Unfortunatly, I wasn't able to get ZeroMQ to behave reliably enough. It seems to have some timeout issues the way I'm trying to use it, or perhaps its haskell bindings are buggy? Anyway, it's really overkill to use PGM when all I need for git-annex pairing discovery is lossy UDP Multicast. Haskell has a simple network-multicast library for that, and it works great.
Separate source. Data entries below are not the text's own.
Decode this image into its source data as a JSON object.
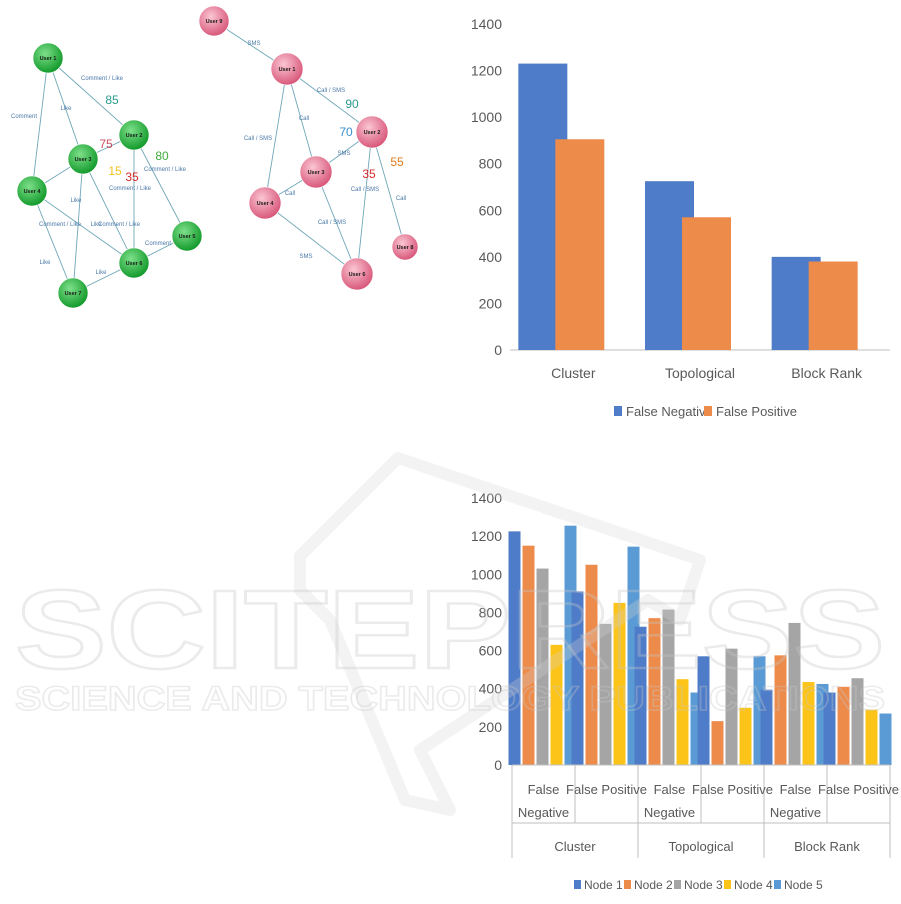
{
  "watermark": {
    "line1": "SCITEPRESS",
    "line2": "SCIENCE AND TECHNOLOGY PUBLICATIONS"
  },
  "graph_left": {
    "color": "#1fbf3a",
    "nodes": [
      {
        "id": "u1",
        "label": "User 1"
      },
      {
        "id": "u2",
        "label": "User 2"
      },
      {
        "id": "u3",
        "label": "User 3"
      },
      {
        "id": "u4",
        "label": "User 4"
      },
      {
        "id": "u5",
        "label": "User 5"
      },
      {
        "id": "u6",
        "label": "User 6"
      },
      {
        "id": "u7",
        "label": "User 7"
      }
    ],
    "edge_labels": [
      "Comment / Like",
      "Like",
      "Comment",
      "Comment / Like",
      "Like",
      "Comment / Like",
      "Like",
      "Comment / Like",
      "Like",
      "Comment / Like",
      "Like",
      "Comment"
    ],
    "scores": [
      {
        "text": "85",
        "color": "#2a9a8f"
      },
      {
        "text": "75",
        "color": "#c84b5c"
      },
      {
        "text": "15",
        "color": "#f2c21b"
      },
      {
        "text": "35",
        "color": "#d62a2a"
      },
      {
        "text": "80",
        "color": "#3daa3d"
      }
    ]
  },
  "graph_right": {
    "color": "#e0708a",
    "nodes": [
      {
        "id": "u9",
        "label": "User 9"
      },
      {
        "id": "u1",
        "label": "User 1"
      },
      {
        "id": "u2",
        "label": "User 2"
      },
      {
        "id": "u3",
        "label": "User 3"
      },
      {
        "id": "u4",
        "label": "User 4"
      },
      {
        "id": "u6",
        "label": "User 6"
      },
      {
        "id": "u8",
        "label": "User 8"
      }
    ],
    "edge_labels": [
      "SMS",
      "Call / SMS",
      "Call / SMS",
      "Call",
      "SMS",
      "Call",
      "Call / SMS",
      "Call / SMS",
      "Call",
      "SMS"
    ],
    "scores": [
      {
        "text": "90",
        "color": "#2a9a8f"
      },
      {
        "text": "70",
        "color": "#3a8fd0"
      },
      {
        "text": "35",
        "color": "#d62a2a"
      },
      {
        "text": "55",
        "color": "#e07a1b"
      }
    ]
  },
  "chart_data": [
    {
      "type": "bar",
      "categories": [
        "Cluster",
        "Topological",
        "Block Rank"
      ],
      "series": [
        {
          "name": "False Negative",
          "color": "#4f7cc8",
          "values": [
            1230,
            725,
            400
          ]
        },
        {
          "name": "False Positive",
          "color": "#ed8b4b",
          "values": [
            905,
            570,
            380
          ]
        }
      ],
      "ylim": [
        0,
        1400
      ],
      "yticks": [
        "0",
        "200",
        "400",
        "600",
        "800",
        "1000",
        "1200",
        "1400"
      ],
      "legend": "bottom",
      "grid": false
    },
    {
      "type": "bar",
      "groups": [
        "Cluster",
        "Topological",
        "Block Rank"
      ],
      "subcategories": [
        "False Negative",
        "False Positive"
      ],
      "subcategory_lines": [
        [
          "False",
          "Negative"
        ],
        [
          "False Positive"
        ]
      ],
      "series": [
        {
          "name": "Node 1",
          "color": "#4f7cc8",
          "values": [
            1225,
            910,
            725,
            570,
            395,
            380
          ]
        },
        {
          "name": "Node 2",
          "color": "#ed8b4b",
          "values": [
            1150,
            1050,
            770,
            230,
            575,
            410
          ]
        },
        {
          "name": "Node 3",
          "color": "#a5a5a5",
          "values": [
            1030,
            740,
            815,
            610,
            745,
            455
          ]
        },
        {
          "name": "Node 4",
          "color": "#fcc419",
          "values": [
            630,
            850,
            450,
            300,
            435,
            290
          ]
        },
        {
          "name": "Node 5",
          "color": "#5b9bd5",
          "values": [
            1255,
            1145,
            380,
            570,
            425,
            270
          ]
        }
      ],
      "ylim": [
        0,
        1400
      ],
      "yticks": [
        "0",
        "200",
        "400",
        "600",
        "800",
        "1000",
        "1200",
        "1400"
      ],
      "legend": "bottom",
      "grid": false
    }
  ]
}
With discovery out of the way (theoretically), the hard part about pairing is going to be verifying that the desired repository is being paired with, and not some imposter. My plan to deal with this involves a shared secret, that can be communicated out of band, and HMAC. The webapp will prompt both parties to enter the same agreed upon secret (which could be any phrase, ideally with 64 bytes of entropy), and will then use it as the key for HMAC on the ssh public key. The digest will be sent over the wire, along with the ssh public key, and the other side can use the shared secret to verifiy the key is correct.

The other hard part about pairing will be finding the best address to use for git, etc to connect to the other host. If MDNS is available, it's ideal, but if not the pair may have to rely on local DNS, or even hard-coded IPs, which will be much less robust. Or, the assistant could broadcast queries for a peer's current IP address itself, as a poor man's MDNS.

All right then! That looks like a good week's worth of work to embark on.


Slight detour to package the haskell network-multicast library and upload to Debian unstable.

Roughed out a data type that models the whole pairing conversation, and can be serialized to implement it. And a state machine to run that conversation. Not yet hooked up to any transport such as multicast UDP.